I'm a Phusion Passenger developer. The goal for Phusion Passenger Standalone really is to have the command 'passenger start' Just Work(tm). After installing all required libraries, if it says it's running on port 3000 and it doesn't, then it's either a bug which we are dedicated to fix, or there might be something wrong with your system. The 'file-tail' thing is actually a bug (we should no longer have a requirement on file-tail).

Introducing Pow A Zero-configuration Rack Server For Mac Download

We've already fixed it in git master 3 days ago and the fix will be released very soon. Can you give me some more details about the 403 error? Do you see anything in the console or in the browser window that tells you more about the error? I can't comment on how Phusion Passenger Standalone differs from Pow because I've never used Pow. However I can tell you what Phusion Passenger Standalone's benefits are: 1. Phusion Passenger is currently the most popular production server for Ruby web apps (see ruby-toolbox.com and the last NewRelic survey).

Phusion Passenger Standalone is practically the same as Phusion Passenger for Nginx. It's a good thing to have the development environment match the production environment as much as possible. Phusion Passenger actually comes in 3 editions: Phusion Passenger for Apache (integrates into Apache), Phusion Passenger for Nginx (integrates into Nginx) and Phusion Passenger Standalone (can run by itself, does not require an external web server). Because Standalone is based on an Nginx core it's even fit for production. According to the Pow website it uses Nack, which according to its website is not ready for production. If 'passenger start' works for you locally then you can run the same thing in production. No need to learn how Apache and Nginx works.

There are other things as well, but I have to go in a few minutes. Feel free to ask me more questions if you like.

The majority of the OS X -specific aspects have to do with how it launches (launchd.plist files) and how it automagically resolves.dev domains (using /etc/resolver - see: ) Substituting launchd is easily done with any process launcher of your choice. As for the.dev TLD trick - that's a little harder, as OS X 10.6 has support for flat files inside /etc/resolver/. which the name of the file indicates what configuration/settings to use when resolving that domain.

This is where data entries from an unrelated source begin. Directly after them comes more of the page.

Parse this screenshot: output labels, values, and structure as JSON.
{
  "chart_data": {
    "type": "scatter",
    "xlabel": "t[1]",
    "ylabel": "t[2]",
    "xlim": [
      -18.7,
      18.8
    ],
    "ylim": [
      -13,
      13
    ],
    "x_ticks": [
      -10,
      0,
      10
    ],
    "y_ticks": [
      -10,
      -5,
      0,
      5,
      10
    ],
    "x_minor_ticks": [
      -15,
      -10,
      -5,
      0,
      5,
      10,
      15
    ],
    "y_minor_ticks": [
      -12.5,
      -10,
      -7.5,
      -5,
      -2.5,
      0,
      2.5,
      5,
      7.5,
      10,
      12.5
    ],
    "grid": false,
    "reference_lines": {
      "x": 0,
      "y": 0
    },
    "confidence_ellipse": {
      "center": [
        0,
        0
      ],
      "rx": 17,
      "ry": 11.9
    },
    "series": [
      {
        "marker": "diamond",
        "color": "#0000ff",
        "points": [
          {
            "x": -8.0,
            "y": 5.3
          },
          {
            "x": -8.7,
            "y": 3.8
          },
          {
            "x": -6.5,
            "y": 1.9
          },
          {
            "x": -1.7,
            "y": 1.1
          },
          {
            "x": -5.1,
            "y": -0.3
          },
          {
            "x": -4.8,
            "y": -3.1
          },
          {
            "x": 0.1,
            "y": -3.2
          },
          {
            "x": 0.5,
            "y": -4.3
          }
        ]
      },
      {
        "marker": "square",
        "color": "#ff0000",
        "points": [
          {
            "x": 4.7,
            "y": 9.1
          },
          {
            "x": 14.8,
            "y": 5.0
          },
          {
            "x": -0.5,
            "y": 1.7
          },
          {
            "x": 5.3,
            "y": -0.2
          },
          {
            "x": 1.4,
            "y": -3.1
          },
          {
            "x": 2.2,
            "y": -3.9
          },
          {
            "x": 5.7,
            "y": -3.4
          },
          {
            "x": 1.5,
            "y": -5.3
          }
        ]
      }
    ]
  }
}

Introducing Pow, A Zero-configuration Rack Server For Mac

As such, they just drop a file named 'dev' in there and tell it to look to localhost on a custom port for DNS resolution. Then they run a mini DNS server on that port to resolve.dev domains to localhost. Probably the only way to do something similar to this for linux would be to run a name server of your own on your box and add a custom zone configuration for the.dev TLD and recursive lookup for anything else.